C not printing whole string

Question

My problem is that it's only printing out 1 letter, when it's supposed to print the whole string. I would really appreciate your help! Thank you once again for helping me.

#include < stdio.h >

int main(void) {

    int val;

    val=1;

    while (val!=0) {

        printf("\n");

        printf("Choose\n");

        printf("1) Add new letter\n");

        printf("2) Empty string\n");

        printf("3) Print string\n");

        printf("0) Stop\n");

        printf("Choice: ");

        scanf("%d",&val);

        printf("\n");

        char sign[200];

        char sign2[200];

        int size;

        size = strlen(sign2);

        switch (val) {

            case 1:

                printf("Give some letter: ");

                scanf("%s",&sign2);

                strcpy(sign, "");

                strcat(sign,sign2);

                sign2[size]=sign2;

                sign2[size+1]='\0';

                break;

            case 2:

                if (val==2) {

                    printf("Emptied string.\n");

                    sign2[0] = '\0';

                }
                break;

            case 3:

                if (size == 0) {

                    printf("Is empty\n");


                } else {

                    printf("String: %s\n",sign);

                }

                break;

            case 0:

                printf("Stopping.\n");

                break;

            default:

                printf("Unknown.\n");

                break;

        }

    }

        return 0;
}

My problem is that it's only printing out 1 letter, when it's supposed to print the whole string. I would really appreciate your help! Thank you once again for helping me.

Answer 1

Lots of problem - but yes we can discuss one by one

• strlen returns the length of the nul terminated char array. The content of the array in your case is indeterminate at the time you are applying strlen on it. This is undefined behavior. You may wanted to initialize the char array char sign2[200]={0} so that you can use strlen on it. (By the way - if you want to get the size of the char array use sizeof(sign2) )

• scanf("%s",&sign2); will be scanf("%s",sign2); because char array converted ("decays") into pointer to the first element - which is a pointer to the sign2[0]. That is what you are supposed to pass to scanf. Your compiler complained about it.
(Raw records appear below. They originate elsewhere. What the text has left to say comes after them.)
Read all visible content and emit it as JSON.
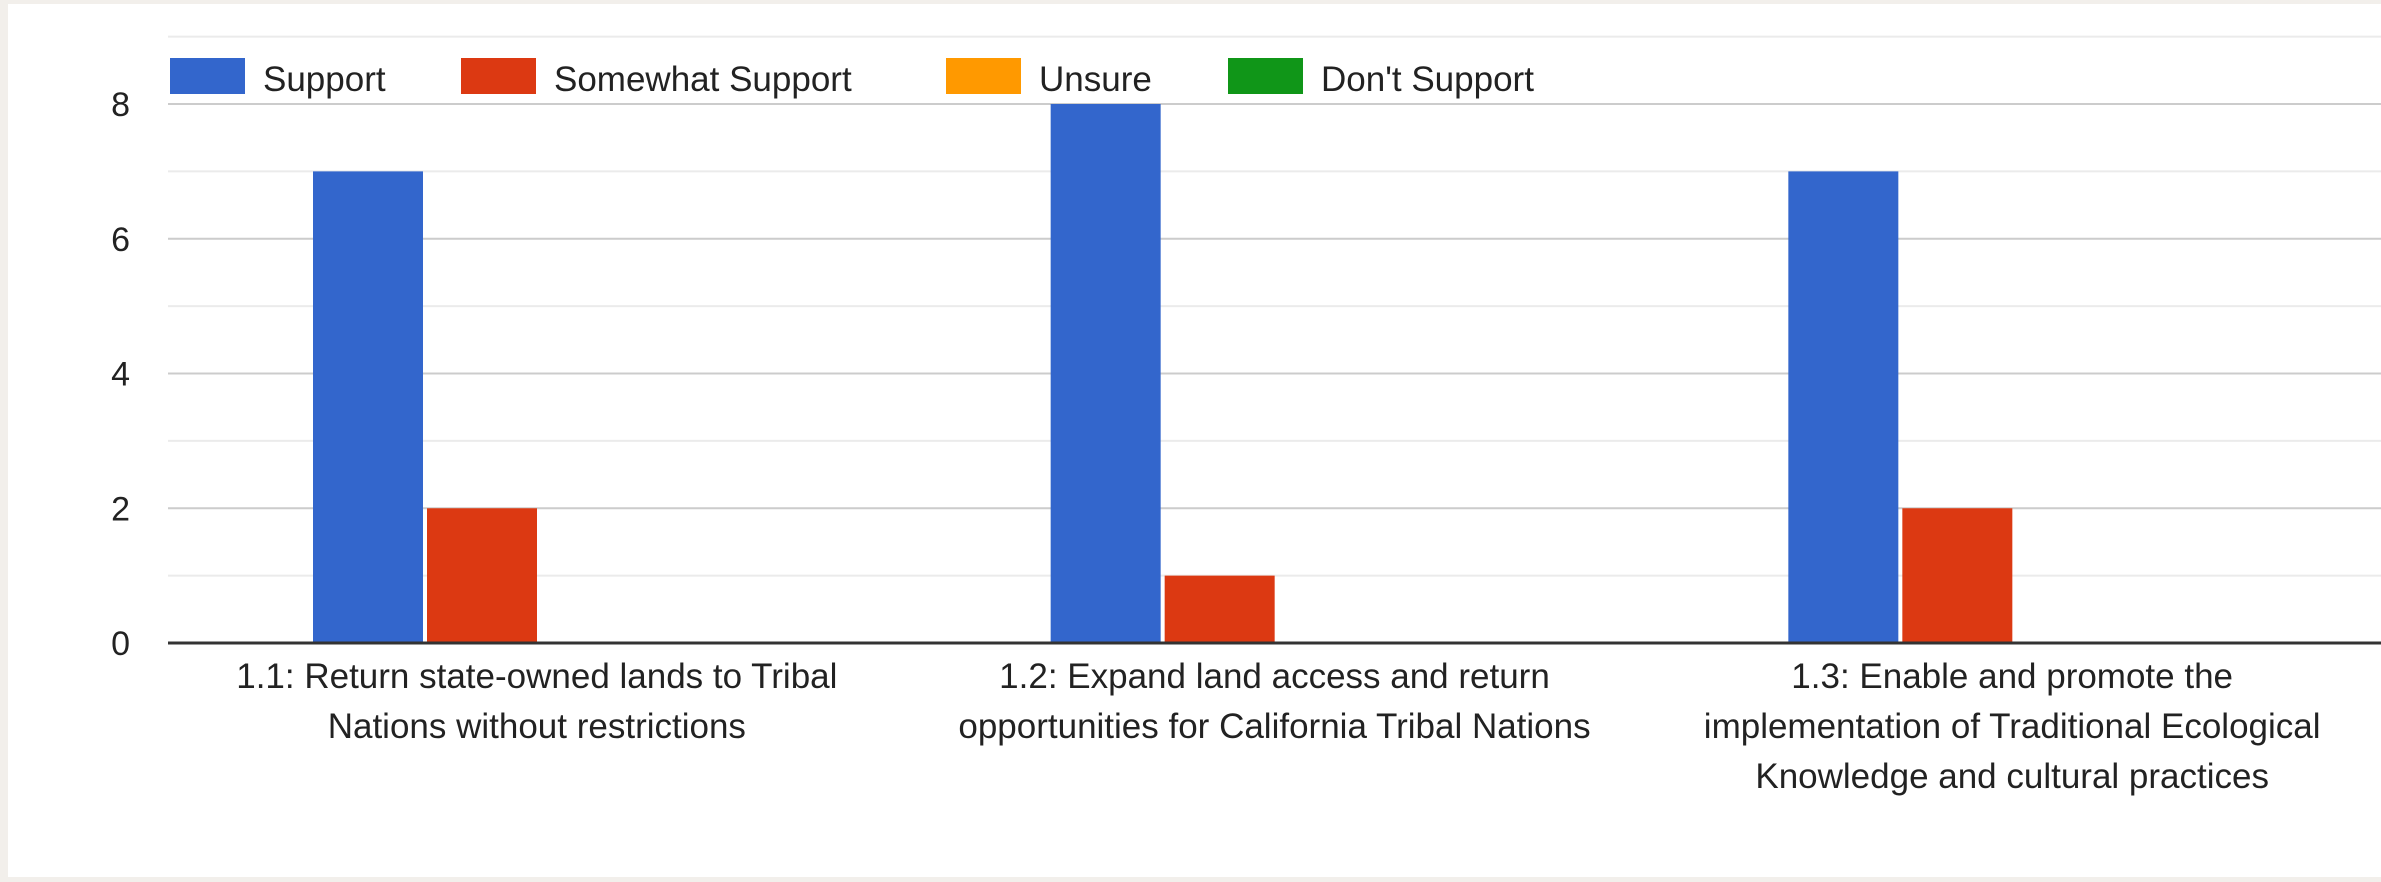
{
  "chart_data": {
    "type": "bar",
    "title": "",
    "xlabel": "",
    "ylabel": "",
    "categories": [
      [
        "1.1: Return state-owned lands to Tribal",
        "Nations without restrictions"
      ],
      [
        "1.2: Expand land access and return",
        "opportunities for California Tribal Nations"
      ],
      [
        "1.3: Enable and promote the",
        "implementation of Traditional Ecological",
        "Knowledge and cultural practices"
      ]
    ],
    "series": [
      {
        "name": "Support",
        "color": "#3366cc",
        "values": [
          7,
          8,
          7
        ]
      },
      {
        "name": "Somewhat Support",
        "color": "#dc3912",
        "values": [
          2,
          1,
          2
        ]
      },
      {
        "name": "Unsure",
        "color": "#ff9900",
        "values": [
          0,
          0,
          0
        ]
      },
      {
        "name": "Don't Support",
        "color": "#109618",
        "values": [
          0,
          0,
          0
        ]
      }
    ],
    "ylim": [
      0,
      8
    ],
    "yticks": [
      0,
      2,
      4,
      6,
      8
    ],
    "grid": true,
    "minor_grid": true,
    "legend_position": "top-left"
  }
}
• sign2[size]=sign2; is not doing what you are thinking it is doing - this is trying to assign a char* to a char variable which is wrong.

• Also every time you are overwriting what is there in sign2. Ideally you want to get a char input and that will be scanf(" %c",&somecharvar);.

• After you get the input in somecharvar then adding it would be easy. You can simply get the length of the string and then add the character and also the nul terminating char. In case you are thinking - what will be the case the very first time then you will have do one thing - initialized sign2 with \0 initially. That way even if you call strlen over it the very first time - it will give you the result of 0.

  char somevar;
  if( scanf(" %c",&somevar)!= 1){
      fprintf(stderr,"Error in input\n");
      exit(1);
  }
  size_t sz = strlen(sign2);
  if(sz+1 < sizeof(sign2)){
      sign2[sz]=somevar;
      sign2[sz+1]=0;
  } else {
      fprintf(stderr,"Noe enough space\n");
      exit(1);
  }
  

• As you have already seen, strlen returns the length of the string which of type size_t. size_t is guaranteed to hold the size of any object in C.

• For scanf always check it's return value, in case it fails you will know it and terminate the program or handle it accordingly( most plausible being - eating out the wrong inputs from stdin that would still be there because scanf couldn't parse it).

• This is a good practice you can say - instead of using hard-coded value (magic numbers) like 200 or similar use a macro or constant to incorporate them.